Rams Fans Sue Team Saying Move to Los Angeles is Betrayal
Rams owner Stan Kroenke had his relocation plan approved by the NFL Wednesday to move his team to Los Angeles beginning in the 2016 season.
League owners voted Tuesday to allow the Rams to move to Los Angeles starting next season.
Barring any setbacks, it appears that the San Diego Chargers will join the Rams in Los Angeles. Faulconer was flanked by San Diego City Attorney Jan Goldsmith and County Board of Supervisors Chairman Ron Roberts at a packed press conference the morning after the NFL owners met in Houston to decide the fate of three football teams vying for a new stadium in Los Angeles.
The Chargers’ option to pair with the Rams in Los Angeles lasts for one year. When Kroenke originally laid out the plans for his new stadium in Inglewood, the hope was that building could be ready in time for the 2018 season.
Chargers owner Dean Spanos is expected to decide within the next month whether to pursue a deal with the Rams in Inglewood or try to resurrect stadium efforts in San Diego.
Chargers president Dean Spanos said in a statement, “My goal from the start of this process was to create the options necessary to safeguard the future of the Chargers franchise while respecting the will of my fellow National Football League owners”.
During their recent struggles to get a new stadium deal agreed with the City of Oakland the Raiders have continually been linked with a move to San Antonio (although current franchises the Dallas Cowboys and Houston Texans may nix that). There have been previous reports that the Rams were willing to have a team share construction costs for the stadium and the revenues produced by it but unwilling to give another team a say in the stadium design or a share of the revenues generated by the project’s surrounding entertainment, retail and housing elements.
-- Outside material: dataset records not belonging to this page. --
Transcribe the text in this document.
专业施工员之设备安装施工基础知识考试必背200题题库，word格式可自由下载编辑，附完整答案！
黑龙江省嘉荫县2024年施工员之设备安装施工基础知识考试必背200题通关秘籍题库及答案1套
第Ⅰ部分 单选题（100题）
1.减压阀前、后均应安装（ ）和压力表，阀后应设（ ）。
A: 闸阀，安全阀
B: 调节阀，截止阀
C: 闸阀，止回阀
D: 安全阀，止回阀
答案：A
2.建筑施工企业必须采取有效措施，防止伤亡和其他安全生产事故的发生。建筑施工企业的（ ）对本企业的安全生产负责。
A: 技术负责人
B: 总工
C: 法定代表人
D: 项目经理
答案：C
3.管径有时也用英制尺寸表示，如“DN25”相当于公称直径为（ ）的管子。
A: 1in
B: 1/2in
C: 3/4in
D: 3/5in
“We’ll be working really hard to find us a home and that’s what we’re looking forward to”, Raiders owner Mark Davis said Tuesday.
Kroenke, owner of a sports empire that includes the Rams, Denver Nuggets, Colorado Avalanche and Arsenal soccer team, recently shared his thoughts on leaving St. Louis in a lengthy interview with the Los Angeles Times. A precondition to the lease agreement with the Coliseum required the Rams to have at least one African American player.
The suit was filed by James Pudlowski, Louis Cross III, Gain Henry and Steve Henry, and was the first lawsuit stemming from the Rams’ departure. Initially, the $1.7 billion Carson project was recommended by the league’s committee on Los Angeles opportunities. “Don’t feel bad. We’ll get it right”.
The St. Louis proposal calls for an open-air, $1.1 billion stadium along the Mississippi River north of the Gateway Arch to replace the Edward Jones Dome. The Kansas City Chiefs play at Arrowhead Stadium, which is located just over the Kansas border in Missouri. Our source tells us, “They don’t want to wait till 2017, they have waited long enough”. Now San Diegans will have to make a five hour round trip drive to see them play.